Climate change is real. This time, humans caused it. We now have to deal with the consequences.
The Earth is dying. Her murderers have names and addresses, but assigning blame and expecting punishment is currently impossible. The people killing Earth are the same ones that are the first and loudest to dismiss climate change as either bad science or a deep-state conspiracy run out of the United Nations (UN) or another, shadier equivalent (sadly, this particular absurdity is not a joke). As frustrating as this state of affairs is, we need to talk about solutions.
When you encounter a train coming at you at high speed, the rational thing to do is to get off the tracks. Being on the tracks is what caused this problem in the first place. When it comes to climate change, it seems that a sizable portion of the population (including the President) are convinced that both the tracks and the onrushing train are just strongly held opinions instead of the imminent danger that they truly represent. Most of the people who hold the reigns of power at present will be dead before our generation has to deal with the mass displacement and resource scarcity that will inevitably develop if we continue on the path we have followed since the industrial revolution.
I read Jessica Parsons’ article “Reading Theology into Facts: Christian Perspective on Earth’s Climate Change” in The North Wind recently that linked climate change with the rapture. The argument went something like this: God’s will involves climate change as it leads to the end of the world. Now I am all for respecting belief but it is perplexing why we do not give God credit for the maths, physics and scientific method of understanding that has identified climate change or those same tools we can (and have) used to find viable alternatives to how we currently treat the planet.
To paraphrase the famous philosopher Freidrich Nietzche, what the hell kind of masochistic line of bullshit is your pastor pushing? I was going to write an article advocating for accelerationism toward a Posadist utopia (zombies optional), but that article successfully managed to make an even more outrageous point. While those who choose to follow this line of thinking might get the chance to leave a dying Earth, the rest of us have to deal with the consequences of our current outrageous and willfully ignorant environmental policies.
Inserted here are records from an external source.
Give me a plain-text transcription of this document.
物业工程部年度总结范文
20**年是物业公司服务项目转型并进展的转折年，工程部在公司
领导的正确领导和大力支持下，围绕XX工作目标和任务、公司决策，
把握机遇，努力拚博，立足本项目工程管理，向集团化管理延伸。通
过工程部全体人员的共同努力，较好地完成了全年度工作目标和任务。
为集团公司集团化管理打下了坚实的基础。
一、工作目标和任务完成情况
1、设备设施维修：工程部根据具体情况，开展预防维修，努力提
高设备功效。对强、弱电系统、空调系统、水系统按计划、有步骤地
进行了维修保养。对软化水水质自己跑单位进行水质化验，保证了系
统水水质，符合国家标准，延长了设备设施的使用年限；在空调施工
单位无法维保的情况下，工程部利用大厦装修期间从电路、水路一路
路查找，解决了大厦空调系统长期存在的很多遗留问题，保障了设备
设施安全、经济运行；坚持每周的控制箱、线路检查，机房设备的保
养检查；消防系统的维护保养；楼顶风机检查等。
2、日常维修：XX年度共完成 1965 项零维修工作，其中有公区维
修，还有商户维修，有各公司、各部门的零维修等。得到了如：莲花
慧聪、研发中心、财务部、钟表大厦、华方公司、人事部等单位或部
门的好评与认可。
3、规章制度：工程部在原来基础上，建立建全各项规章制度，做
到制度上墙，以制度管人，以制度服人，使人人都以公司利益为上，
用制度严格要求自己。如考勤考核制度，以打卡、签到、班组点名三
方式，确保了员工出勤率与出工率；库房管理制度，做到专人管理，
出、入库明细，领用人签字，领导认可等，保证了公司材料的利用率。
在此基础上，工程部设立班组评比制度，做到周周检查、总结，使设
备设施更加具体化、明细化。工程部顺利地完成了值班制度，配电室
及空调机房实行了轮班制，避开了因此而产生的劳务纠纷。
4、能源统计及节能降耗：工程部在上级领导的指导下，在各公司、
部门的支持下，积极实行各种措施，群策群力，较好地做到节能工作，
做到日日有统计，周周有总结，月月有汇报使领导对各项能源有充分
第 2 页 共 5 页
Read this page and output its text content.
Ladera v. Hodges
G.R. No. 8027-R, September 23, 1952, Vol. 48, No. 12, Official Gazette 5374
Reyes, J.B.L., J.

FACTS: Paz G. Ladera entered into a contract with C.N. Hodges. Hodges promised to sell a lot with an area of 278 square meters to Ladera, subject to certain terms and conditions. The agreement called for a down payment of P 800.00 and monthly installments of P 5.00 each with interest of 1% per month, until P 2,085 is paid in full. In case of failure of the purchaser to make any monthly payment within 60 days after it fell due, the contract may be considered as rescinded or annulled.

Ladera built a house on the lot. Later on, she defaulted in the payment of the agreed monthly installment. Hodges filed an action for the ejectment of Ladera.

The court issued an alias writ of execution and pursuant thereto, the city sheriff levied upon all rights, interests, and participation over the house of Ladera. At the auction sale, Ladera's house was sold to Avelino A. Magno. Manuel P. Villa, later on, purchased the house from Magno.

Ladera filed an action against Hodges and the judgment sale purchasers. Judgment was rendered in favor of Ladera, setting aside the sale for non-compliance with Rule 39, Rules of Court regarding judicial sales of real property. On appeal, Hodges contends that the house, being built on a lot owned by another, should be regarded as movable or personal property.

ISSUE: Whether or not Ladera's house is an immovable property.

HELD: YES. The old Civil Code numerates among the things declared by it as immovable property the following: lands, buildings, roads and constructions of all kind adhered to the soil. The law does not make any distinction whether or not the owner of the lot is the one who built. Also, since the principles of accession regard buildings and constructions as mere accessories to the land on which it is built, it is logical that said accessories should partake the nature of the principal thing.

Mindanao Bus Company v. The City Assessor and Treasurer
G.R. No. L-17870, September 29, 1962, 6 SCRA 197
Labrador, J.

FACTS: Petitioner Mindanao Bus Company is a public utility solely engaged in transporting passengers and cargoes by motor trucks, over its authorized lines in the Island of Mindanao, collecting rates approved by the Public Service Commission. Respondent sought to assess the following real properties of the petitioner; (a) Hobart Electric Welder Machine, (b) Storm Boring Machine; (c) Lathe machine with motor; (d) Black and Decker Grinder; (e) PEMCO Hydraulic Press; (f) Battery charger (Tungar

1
I cannot passively accept that the chosen few will get to hang out with the Almighty at Applebee’s at the end of the world, while the rest of us will boil alive in a giant greenhouse furnace made of our own greed. Apparently, it serves us right because it is the reckoning of our sins. If sin here refers to the fact that we voted climate deniers into office. At least the stockholders had record profits. God bless.
Waiting for divine intervention to solve our worldly problems is problematic. In our society, we place a large burden of personal responsibility on everyone. Explaining God for anything no longer serves as a valid excuse. Blaming God for climate change is the ultimate refusal to accept humanity’s responsibility of being Earth’s stewards. Humanity cannot remain idle when it comes to reacting to our shared global issues. By doing nothing, we are actively hamstringing our future generations. The moral obligation of society should be ensuring that there will be an Earth sustainably habitable for future generations. Yet, with one more appeal to religion, the status quo is reinforced. Enough said.
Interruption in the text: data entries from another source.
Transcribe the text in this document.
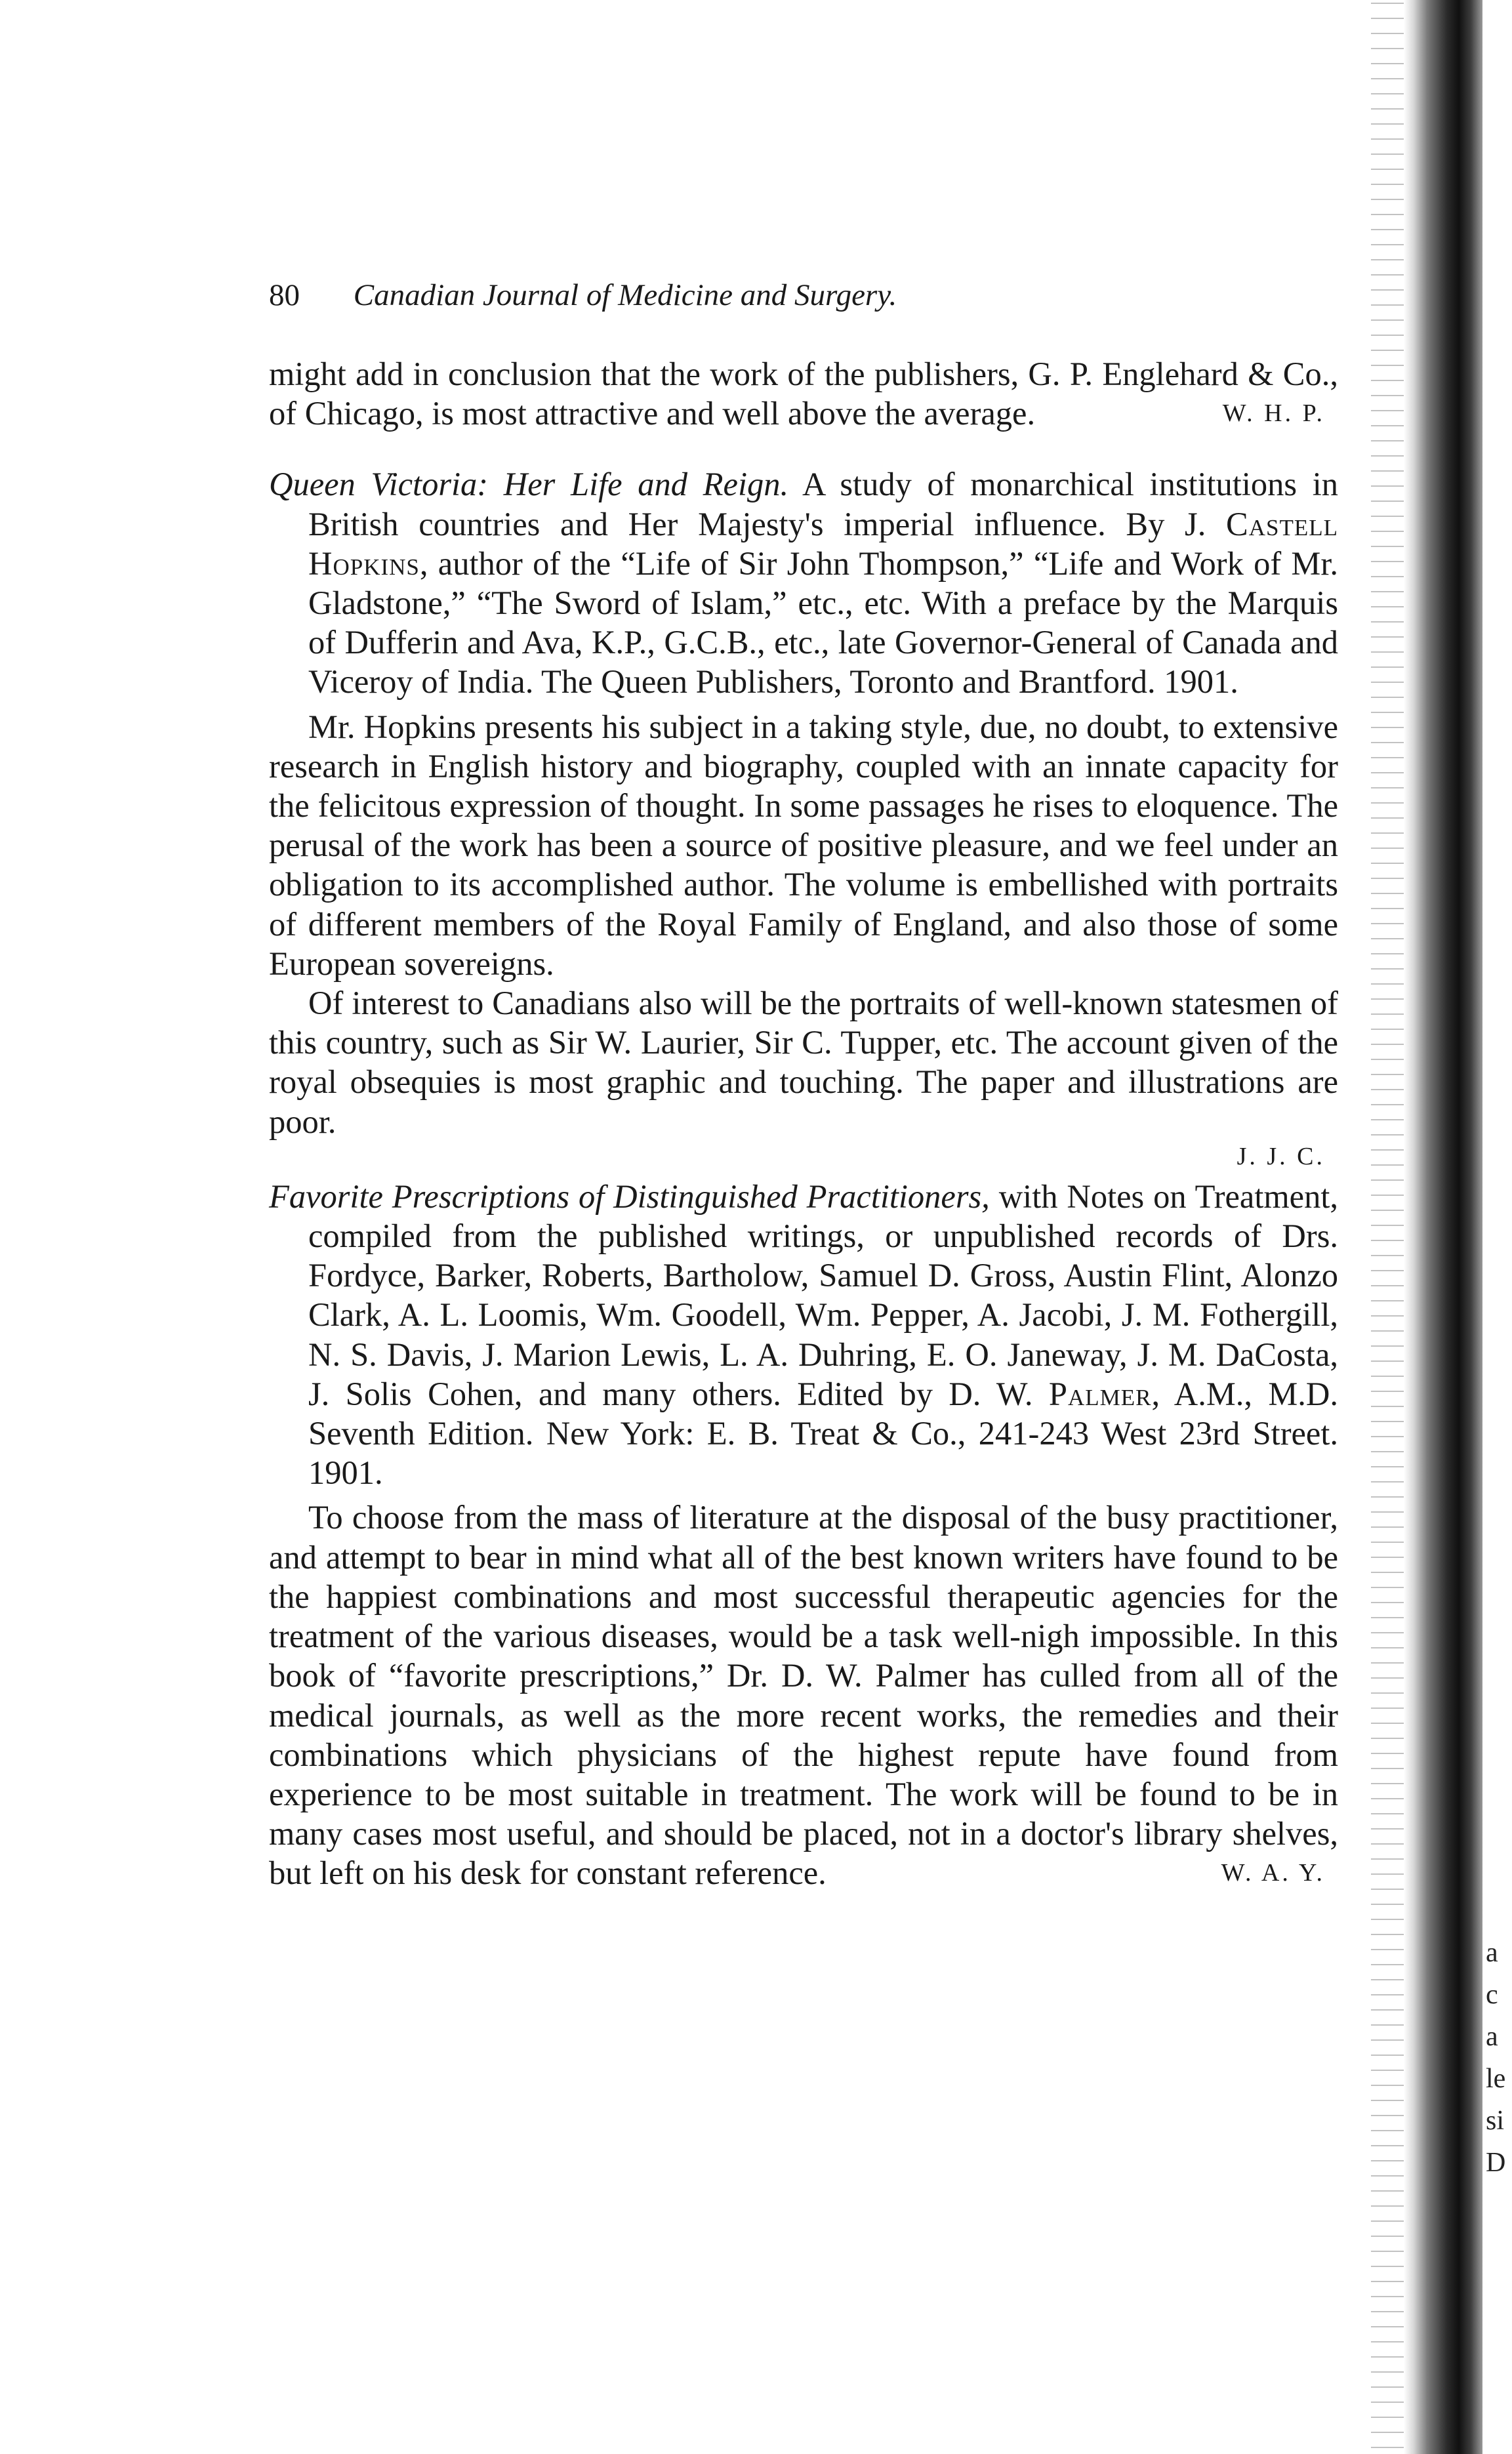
80 Canadian Journal of Medicine and Surgery.

might add in conclusion that the work of the publishers, G. P. Englehard & Co., of Chicago, is most attractive and well above the average.	W. H. P.

Queen Victoria: Her Life and Reign. A study of monarchical institutions in British countries and Her Majesty's imperial influence. By J. Castell Hopkins, author of the “Life of Sir John Thompson,” “Life and Work of Mr. Gladstone,” “The Sword of Islam,” etc., etc. With a preface by the Marquis of Dufferin and Ava, K.P., G.C.B., etc., late Governor-General of Canada and Viceroy of India. The Queen Publishers, Toronto and Brantford. 1901.

Mr. Hopkins presents his subject in a taking style, due, no doubt, to extensive research in English history and biography, coupled with an innate capacity for the felicitous expression of thought. In some passages he rises to eloquence. The perusal of the work has been a source of positive pleasure, and we feel under an obligation to its accomplished author. The volume is embellished with portraits of different members of the Royal Family of England, and also those of some European sovereigns.

Of interest to Canadians also will be the portraits of well-known statesmen of this country, such as Sir W. Laurier, Sir C. Tupper, etc. The account given of the royal obsequies is most graphic and touching. The paper and illustrations are poor.

J. J. C.

Favorite Prescriptions of Distinguished Practitioners, with Notes on Treatment, compiled from the published writings, or unpublished records of Drs. Fordyce, Barker, Roberts, Bartholow, Samuel D. Gross, Austin Flint, Alonzo Clark, A. L. Loomis, Wm. Goodell, Wm. Pepper, A. Jacobi, J. M. Fothergill, N. S. Davis, J. Marion Lewis, L. A. Duhring, E. O. Janeway, J. M. DaCosta, J. Solis Cohen, and many others. Edited by D. W. Palmer, A.M., M.D. Seventh Edition. New York: E. B. Treat & Co., 241-243 West 23rd Street. 1901.

To choose from the mass of literature at the disposal of the busy practitioner, and attempt to bear in mind what all of the best known writers have found to be the happiest combinations and most successful therapeutic agencies for the treatment of the various diseases, would be a task well-nigh impossible. In this book of “favorite prescriptions,” Dr. D. W. Palmer has culled from all of the medical journals, as well as the more recent works, the remedies and their combinations which physicians of the highest repute have found from experience to be most suitable in treatment. The work will be found to be in many cases most useful, and should be placed, not in a doctor's library shelves, but left on his desk for constant reference.	W. A. Y.

a
c
a
le
si
D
So, solutions; let’s talk about dog-whistles. Overpopulation is a common one. Yes, there are a large number of people on Earth. These are all individuals that have the same right to live and prosper as the rest of us. Sometimes, even the strongest need help. Watch out for loaded wording that refers to people as the weather. People cannot flood.
The other dog whistle is that climate change measures are too expensive to be pragmatic. The United States has spent as much, or more, money on our recent conflicts in the Middle East as the UN predicted would need to be spent worldwide to achieve the climate change goals set for 2050. We have the means to ensure the survival of our species with the technology we have now, but it seems that the profit margin to save humanity is somehow too slim.
There is a Native American saying that goes: “When the last tree is cut down, the last fish eaten, and the last stream poisoned, you will realize that you cannot eat money.”
Gregorios Mihalopoulos is a sophomore, undeclared major.